0 thoughts on “Talking It Out

  1. Working together really helps students when they understand the purpose of what they are doing and when they take it seriously. Writing is so important for organizing and developing ideas. It seems like many of our students have SnapChat or sound bite brains. Getting them to articulate their thoughts in a clear and concise fashion is just what they need. it sounds like a great final.

  2. Hi Kate. This is a bit off topic, but I bet you and your students are better at gauging tone than AI.  I am fascinated nonetheless by AI's reach into understanding tone. I use Grammarly and it has an add on, I think still in beta, called the Grammarly tone detector.   A little icon appears on the bottom right corner indicating what Grammarly sees as the tone of my writing.  Right now, It is indicating informational, and confident.  I can get it to think sad be using a sentence like I am so disappointed and sorry.  There, it just changed to disapproving and sad. 

  3. I love the idea and the execution Kate. I've found that if you provide a challenge, and give them a reason or benefit for taking on that challenge, they rise to the occassion. I'd love to see some of the responses.

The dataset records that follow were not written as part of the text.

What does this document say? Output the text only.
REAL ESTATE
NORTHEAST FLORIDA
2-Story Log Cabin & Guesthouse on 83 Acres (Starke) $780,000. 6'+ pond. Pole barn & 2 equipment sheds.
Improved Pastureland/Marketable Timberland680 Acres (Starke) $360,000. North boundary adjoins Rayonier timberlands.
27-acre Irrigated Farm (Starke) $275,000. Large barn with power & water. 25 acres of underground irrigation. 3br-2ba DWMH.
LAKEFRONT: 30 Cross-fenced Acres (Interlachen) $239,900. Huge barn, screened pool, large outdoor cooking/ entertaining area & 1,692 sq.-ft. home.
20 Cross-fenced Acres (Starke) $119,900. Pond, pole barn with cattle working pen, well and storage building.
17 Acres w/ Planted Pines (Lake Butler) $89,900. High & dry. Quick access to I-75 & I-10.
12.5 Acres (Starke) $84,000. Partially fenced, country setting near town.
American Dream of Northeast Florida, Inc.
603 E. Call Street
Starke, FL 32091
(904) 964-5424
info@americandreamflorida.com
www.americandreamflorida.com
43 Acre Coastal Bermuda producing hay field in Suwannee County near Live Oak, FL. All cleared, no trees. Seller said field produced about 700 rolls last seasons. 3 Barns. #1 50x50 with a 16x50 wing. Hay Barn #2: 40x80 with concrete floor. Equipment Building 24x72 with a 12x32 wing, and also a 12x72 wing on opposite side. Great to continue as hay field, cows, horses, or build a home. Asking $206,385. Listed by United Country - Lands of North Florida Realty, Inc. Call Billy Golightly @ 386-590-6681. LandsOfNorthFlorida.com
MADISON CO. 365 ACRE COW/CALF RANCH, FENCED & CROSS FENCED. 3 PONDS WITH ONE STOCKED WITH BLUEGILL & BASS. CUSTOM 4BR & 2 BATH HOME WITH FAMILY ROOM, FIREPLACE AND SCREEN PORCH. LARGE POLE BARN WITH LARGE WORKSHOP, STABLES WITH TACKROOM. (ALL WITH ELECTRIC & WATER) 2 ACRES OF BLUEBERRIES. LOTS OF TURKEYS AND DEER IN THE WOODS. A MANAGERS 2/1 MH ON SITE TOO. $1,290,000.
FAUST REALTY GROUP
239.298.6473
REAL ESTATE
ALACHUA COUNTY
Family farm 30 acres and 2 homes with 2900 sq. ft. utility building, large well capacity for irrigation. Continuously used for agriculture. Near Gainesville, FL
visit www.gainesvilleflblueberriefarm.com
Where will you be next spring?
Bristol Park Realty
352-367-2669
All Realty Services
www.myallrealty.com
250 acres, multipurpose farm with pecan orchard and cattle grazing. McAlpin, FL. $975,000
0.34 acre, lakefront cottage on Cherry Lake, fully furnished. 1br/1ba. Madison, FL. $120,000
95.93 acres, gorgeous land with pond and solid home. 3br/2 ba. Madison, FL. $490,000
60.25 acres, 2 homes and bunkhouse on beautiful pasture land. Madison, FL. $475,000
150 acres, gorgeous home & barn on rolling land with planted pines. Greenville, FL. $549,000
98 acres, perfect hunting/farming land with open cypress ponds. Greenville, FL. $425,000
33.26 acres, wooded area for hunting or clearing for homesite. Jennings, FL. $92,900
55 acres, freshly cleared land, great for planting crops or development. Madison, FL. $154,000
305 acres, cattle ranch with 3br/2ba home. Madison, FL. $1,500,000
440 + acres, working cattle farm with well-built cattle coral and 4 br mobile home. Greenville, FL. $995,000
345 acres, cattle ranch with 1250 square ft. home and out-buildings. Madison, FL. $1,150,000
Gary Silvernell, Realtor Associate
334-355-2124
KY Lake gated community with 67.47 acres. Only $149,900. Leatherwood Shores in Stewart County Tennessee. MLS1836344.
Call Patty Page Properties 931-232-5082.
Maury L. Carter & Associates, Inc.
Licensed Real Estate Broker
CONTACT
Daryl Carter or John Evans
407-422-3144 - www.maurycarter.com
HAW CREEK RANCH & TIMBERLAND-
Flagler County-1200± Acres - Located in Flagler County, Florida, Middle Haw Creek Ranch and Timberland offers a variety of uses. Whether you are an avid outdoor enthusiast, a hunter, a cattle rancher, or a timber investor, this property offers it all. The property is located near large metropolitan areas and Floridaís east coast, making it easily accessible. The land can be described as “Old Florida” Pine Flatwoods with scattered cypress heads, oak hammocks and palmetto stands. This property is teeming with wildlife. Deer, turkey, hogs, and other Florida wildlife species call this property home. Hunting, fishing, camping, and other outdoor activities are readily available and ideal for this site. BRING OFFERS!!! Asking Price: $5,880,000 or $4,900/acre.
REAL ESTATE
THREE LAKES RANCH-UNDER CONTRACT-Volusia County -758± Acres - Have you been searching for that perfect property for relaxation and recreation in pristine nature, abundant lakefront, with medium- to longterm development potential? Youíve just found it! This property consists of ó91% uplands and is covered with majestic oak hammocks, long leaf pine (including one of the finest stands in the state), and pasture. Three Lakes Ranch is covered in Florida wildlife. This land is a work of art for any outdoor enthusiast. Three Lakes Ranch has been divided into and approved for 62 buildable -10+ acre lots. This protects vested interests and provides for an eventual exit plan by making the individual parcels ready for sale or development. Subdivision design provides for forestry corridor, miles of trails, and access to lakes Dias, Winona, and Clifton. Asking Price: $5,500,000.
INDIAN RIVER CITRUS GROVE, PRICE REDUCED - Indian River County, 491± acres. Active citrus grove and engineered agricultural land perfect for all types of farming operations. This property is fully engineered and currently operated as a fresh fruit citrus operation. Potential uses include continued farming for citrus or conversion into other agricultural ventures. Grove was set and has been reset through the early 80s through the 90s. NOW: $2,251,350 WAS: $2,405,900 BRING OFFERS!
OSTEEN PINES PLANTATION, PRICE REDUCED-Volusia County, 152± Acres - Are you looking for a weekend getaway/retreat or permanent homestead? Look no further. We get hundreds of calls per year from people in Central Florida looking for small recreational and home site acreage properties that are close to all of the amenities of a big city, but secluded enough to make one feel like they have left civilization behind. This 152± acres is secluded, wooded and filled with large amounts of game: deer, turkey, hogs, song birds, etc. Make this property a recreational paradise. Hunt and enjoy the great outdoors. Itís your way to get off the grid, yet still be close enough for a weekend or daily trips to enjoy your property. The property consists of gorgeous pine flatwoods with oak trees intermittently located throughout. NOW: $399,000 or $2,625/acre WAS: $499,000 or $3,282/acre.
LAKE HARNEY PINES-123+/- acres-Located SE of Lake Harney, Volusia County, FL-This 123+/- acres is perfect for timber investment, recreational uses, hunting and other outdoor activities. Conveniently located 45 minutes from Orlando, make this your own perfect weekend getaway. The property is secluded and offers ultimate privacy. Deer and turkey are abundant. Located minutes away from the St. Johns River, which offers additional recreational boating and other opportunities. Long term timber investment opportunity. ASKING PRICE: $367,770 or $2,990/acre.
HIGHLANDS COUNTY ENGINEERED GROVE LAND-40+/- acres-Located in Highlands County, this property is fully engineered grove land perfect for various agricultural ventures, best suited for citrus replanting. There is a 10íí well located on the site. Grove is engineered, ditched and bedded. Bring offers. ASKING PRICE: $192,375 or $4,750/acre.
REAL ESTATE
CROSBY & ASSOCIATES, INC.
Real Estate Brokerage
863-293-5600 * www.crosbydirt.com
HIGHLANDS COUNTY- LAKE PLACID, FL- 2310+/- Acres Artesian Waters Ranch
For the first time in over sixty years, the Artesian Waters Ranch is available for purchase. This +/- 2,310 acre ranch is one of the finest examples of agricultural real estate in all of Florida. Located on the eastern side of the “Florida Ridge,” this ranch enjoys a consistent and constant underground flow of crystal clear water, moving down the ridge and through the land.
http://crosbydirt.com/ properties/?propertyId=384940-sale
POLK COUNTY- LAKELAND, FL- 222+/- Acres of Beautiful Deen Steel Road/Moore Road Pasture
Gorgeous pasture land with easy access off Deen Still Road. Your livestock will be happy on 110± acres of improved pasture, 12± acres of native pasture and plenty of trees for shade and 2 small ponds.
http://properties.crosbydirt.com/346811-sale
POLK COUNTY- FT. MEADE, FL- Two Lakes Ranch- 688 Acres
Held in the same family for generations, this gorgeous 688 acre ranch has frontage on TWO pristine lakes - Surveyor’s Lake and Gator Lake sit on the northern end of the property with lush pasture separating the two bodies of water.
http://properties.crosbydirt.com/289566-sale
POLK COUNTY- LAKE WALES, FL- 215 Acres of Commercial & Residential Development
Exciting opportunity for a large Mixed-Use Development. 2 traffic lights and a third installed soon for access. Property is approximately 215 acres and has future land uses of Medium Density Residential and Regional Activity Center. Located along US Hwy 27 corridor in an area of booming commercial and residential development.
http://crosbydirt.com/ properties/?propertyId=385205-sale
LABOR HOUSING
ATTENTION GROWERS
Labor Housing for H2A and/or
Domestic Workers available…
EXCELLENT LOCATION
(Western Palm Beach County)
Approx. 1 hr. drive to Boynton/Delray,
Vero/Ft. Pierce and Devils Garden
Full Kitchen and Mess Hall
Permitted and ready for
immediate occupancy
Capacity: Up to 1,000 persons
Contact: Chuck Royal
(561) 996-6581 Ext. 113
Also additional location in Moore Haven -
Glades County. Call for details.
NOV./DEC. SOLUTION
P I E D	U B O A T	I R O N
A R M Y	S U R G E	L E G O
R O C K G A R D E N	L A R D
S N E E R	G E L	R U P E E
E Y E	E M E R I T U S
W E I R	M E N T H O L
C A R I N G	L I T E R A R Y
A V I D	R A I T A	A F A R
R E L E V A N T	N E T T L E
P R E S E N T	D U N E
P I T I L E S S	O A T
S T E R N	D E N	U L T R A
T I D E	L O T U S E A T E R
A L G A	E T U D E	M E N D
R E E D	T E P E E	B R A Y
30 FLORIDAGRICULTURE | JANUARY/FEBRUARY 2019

  4. Kate, I'm so glad you blogged about this because I had similar feeling as I graded these finals. It was refreshing to be pleasantly surprised and to see all of the practice rounds pay off. As I was reading students' responses, I was seeing the two poems in new ways. I really learned from my students' analyses, and it made me think about how much better my understanding of a piece of literature can be when I'm allowed to share ideas with others. The students definitely benefited from that brief discussion step, which took down the typically stressful tone of a "final" for them. It is almost unheard of, to get a chance to compare notes with peers before writing your final.